L’Hon. Ministre, Mme. Kemi Adeosun a fait le constat d’un regain collectif de conscience en Afrique sur la nécessité, pour les africains, de s’affranchir de la dépendance vis-à-vis des ressources naturelles (telles que le pétrole) et d’élargir leurs bases d’imposition, en vue d’améliorer leurs faibles ratios impôt/PIB ; un impératif pour tous les pays africains. Les administrations fiscales doivent faire preuve de responsabilité et de transparence dans la lutte contre le fléau de la corruption afin de redonner l’assurance aux contribuables que l’impôt qu’ils payent est bel et bien l’impôt qu’ils devraient payer.

Le Président exécutif de la FIRS et Président du Conseil de l’ATAF, M. Tunde Fowler, a relevé que l’exploitation de la technologie devrait permettre de faciliter la tâche aux contribuables en matière de discipline et que la recherche devrait se faire de manière à profiter à tous les pays membres. M. Fowler a également insisté sur l’importance d’une vision commune dans la lutte contre les pratiques fiscales néfastes, l’érosion de la base et le transfert des bénéfices.

Femi Adeosun, à gauche, en conversation avec Tunde Fowler et Logan Wort.

Les participants ont estimé que la 3ème Conférence internationale sur la fiscalité en Afrique était une initiative pertinente, qui est arrivée à point nommé, pour renforcer la fiscalité intérieure et bâtir des régimes fiscaux plus robustes, capables de contribuer à la mobilisation des ressources nationales et à l’instauration d’un climat d’affaires plus prévisible en Afrique.

Les participants ont reconnu que la capacité de mobilisation des ressources intérieures du continent pour le financement de son développement passe nécessairement par des politiques fiscales adéquates et bien élaborées, ainsi que des législations efficaces et adaptées à leur époque, appuyées par des administrations fiscales efficientes et efficaces. Les participants ont convenu que le partage des connaissances et l’innovation sont des pièces essentielles à l’édifice de régimes fiscaux plus efficaces.

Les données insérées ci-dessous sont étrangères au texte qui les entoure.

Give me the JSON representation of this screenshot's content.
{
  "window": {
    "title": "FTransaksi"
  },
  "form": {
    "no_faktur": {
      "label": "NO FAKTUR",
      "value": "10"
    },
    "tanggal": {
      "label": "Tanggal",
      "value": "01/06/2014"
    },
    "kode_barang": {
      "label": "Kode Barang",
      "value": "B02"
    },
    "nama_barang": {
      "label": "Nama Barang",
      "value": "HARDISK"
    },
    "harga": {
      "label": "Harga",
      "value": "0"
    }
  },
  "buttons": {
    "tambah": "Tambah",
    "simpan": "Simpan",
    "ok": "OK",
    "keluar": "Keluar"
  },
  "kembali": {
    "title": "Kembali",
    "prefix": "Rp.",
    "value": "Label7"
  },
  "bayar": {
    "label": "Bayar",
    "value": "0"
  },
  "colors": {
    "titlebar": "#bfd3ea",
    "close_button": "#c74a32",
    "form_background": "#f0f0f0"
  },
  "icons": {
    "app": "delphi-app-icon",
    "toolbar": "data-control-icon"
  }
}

Les participants ont également reconnu que beaucoup de pays ont des bases fiscales exiguës, des économies informelles aux proportions démesurées, et sont confrontés à des défis liés à la politique fiscale, qui font de la mobilisation des ressources intérieures une tâche intimidante. La résolution de ces problèmes nécessite:

  • une meilleure compréhension de la base fiscale, de sa structure et de la qualité des registres fiscaux afin de s’assurer que les interventions faites sont pertinentes à la période et au contexte concernés. L’élargissement de la base d’imposition exige des stratégies de communication adéquates, la sensibilisation et l’éducation des contribuables, ainsi que l’impartialité dans l’application de la loi fiscale;
  • un service au contribuable de qualité qui contribue à rendre la discipline plus facile et à en minimiser les coûts;
  • la maximisation de l’exploitation de la technologie et des solutions informatiques susceptibles de propulser les administrations fiscales africaines vers un stade plus avancé de développement en matière d’administration. Les dossiers du Panama ont démontré à suffisance, l’importance de l’analyse des données, surtout lorsqu’on a affaire à des millions d’ensembles de données. Par conséquent, les administrations fiscales devraient impérativement se doter de l’infrastructure informatique et des capacités d’analyse approfondie des données requises;
  • la lutte contre l’évasion fiscale, grâce à l’application de mesures visant la sensibilisation adéquate du contribuable sur les conséquences de l’indiscipline fiscale, avec un régime de pénalité clair et proportionné; et
  • la mise en œuvre des politiques appropriées de stimulation de la croissance et le retrait des politiques comportant des mesures telles que les exonérations et les incitations qui entrainent des pertes de revenus et comportent très peu, sinon aucun avantage économique.
Un délégué du Burundi intervenant lors d’une des sessions.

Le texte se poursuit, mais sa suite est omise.